Sin ideas la vida también va fácil. No necesito acumular nuevas y tampoco cambiar las viejas ideas, porque implicaría tener nuevas ideas. Simplemente estoy a la deriva con lo que ya he hecho durante muchos años. Cualquiera de los modelos de mis zapatos me parece bien y no distingo los detalles de unos sobre los otros. Ya no tengo esa preocupación sobre mi corte de cabello como antes. Me da igual la forma de expresarme, porque todos los sinónimos me parecen indistintos. Saludo a mi portero de la misma manera que a mi jefe o al cantinero de viernes. Y eso de no tener ideas sobre los demás me permite conocer más personas.

Anoche, por ejemplo, fui a una reunión sobre cuidado de felinos. Todos llevaron a sus bonitos gatos y en un círculo, alrededor de un veterinario, auscultaron cada parte de sus mascotas para identificar riesgos y complicaciones de salud. ¿Por qué estaba en esa reunión? me pregunté en algún punto.
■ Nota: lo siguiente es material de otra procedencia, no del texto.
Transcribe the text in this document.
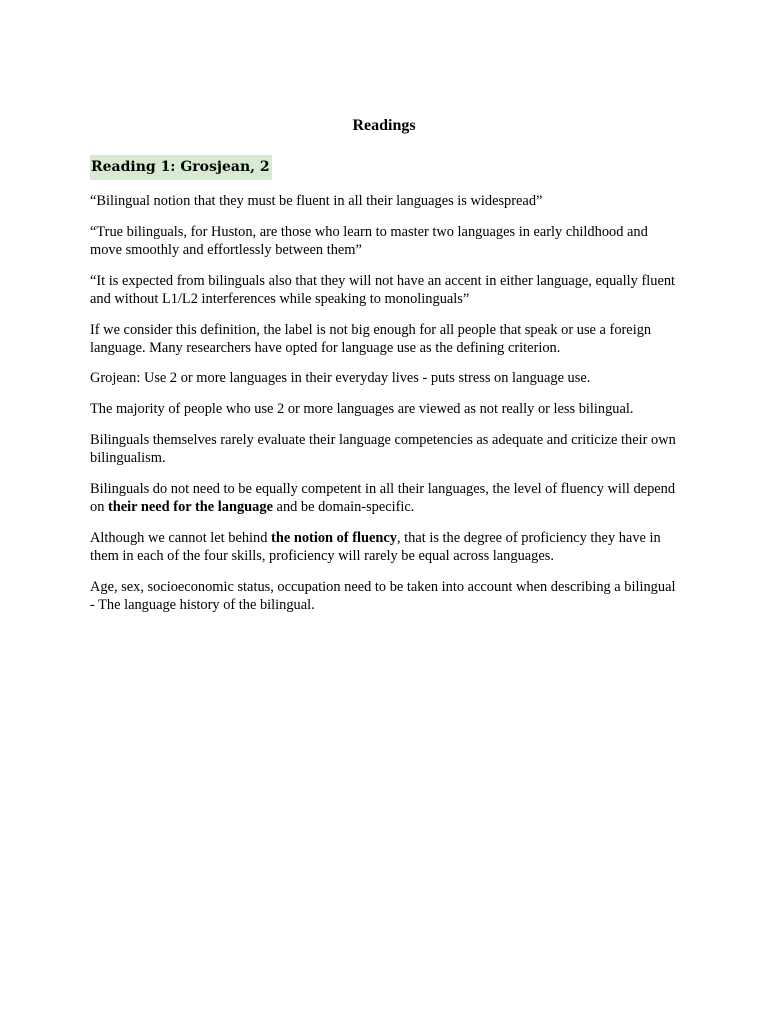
Readings
Reading 1: Grosjean, 2

“Bilingual notion that they must be fluent in all their languages is widespread”

“True bilinguals, for Huston, are those who learn to master two languages in early childhood and move smoothly and effortlessly between them”

“It is expected from bilinguals also that they will not have an accent in either language, equally fluent and without L1/L2 interferences while speaking to monolinguals”

If we consider this definition, the label is not big enough for all people that speak or use a foreign language. Many researchers have opted for language use as the defining criterion.

Grojean: Use 2 or more languages in their everyday lives - puts stress on language use.

The majority of people who use 2 or more languages are viewed as not really or less bilingual.

Bilinguals themselves rarely evaluate their language competencies as adequate and criticize their own bilingualism.

Bilinguals do not need to be equally competent in all their languages, the level of fluency will depend on their need for the language and be domain-specific.

Although we cannot let behind the notion of fluency, that is the degree of proficiency they have in them in each of the four skills, proficiency will rarely be equal across languages.

Age, sex, socioeconomic status, occupation need to be taken into account when describing a bilingual - The language history of the bilingual.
Pues no lo sé. Sólo salí de trabajar y vi el letrero en un viejo edificio y decidí entrar. No tenía ninguna idea o expectativa sobre lo que hacía, pero tampoco una idea que me dijera lo contrario. ¿Me explico? Al final me tuve que salir porque al preguntarme sobre mi gato, sentí cierta reticencia a mentir o dar explicaciones sobre mi falta de ideas. 

Y de hecho, esa es otra de las ventajas de no tener ideas. Mentir se convierte en una tarea prácticamente imposible y sin sentido. Hace una semana uno de mis compañeros de trabajo me preguntó si iría a su fiesta de cumpleaños. Le dije secamente que no y su mueca de disgusto no se hizo esperar. Me preguntó por qué y sin adornos, ni acertijos le dije que no quería ir porque me quedaría en casa a barrer. Se molestó y no me habló durante dos semanas. Después le expliqué todo esto que estoy escribiendo y no me creyó. La molestia se le pasó y después me dijo que no tenía que mentirle, que él hubiera aceptado la verdad, incluso si simplemente no quería ir a su fiesta de cumpleaños. Le dije que esa era la verdad, que no quería ir porque prefería ir a barrer mi casa. Dejó de hablarme otras dos semanas. Pasaron los días hasta que volvió a preguntarme si todo estaba bien, si me podía ayudar en algo; que había pasado los últimos días considerando que decía la verdad sobre mi problema para generar ideas. Le dije que todo estaba bien, que ya había buscado ayuda. Me pidió que si necesitaba algo, lo que fuera, se lo dijera. Sin mentiras, sin medias verdades, que para eso son los amigos. Lo único que pude contestarle fue: ¿para qué te haces tantas ideas? Todo está bien.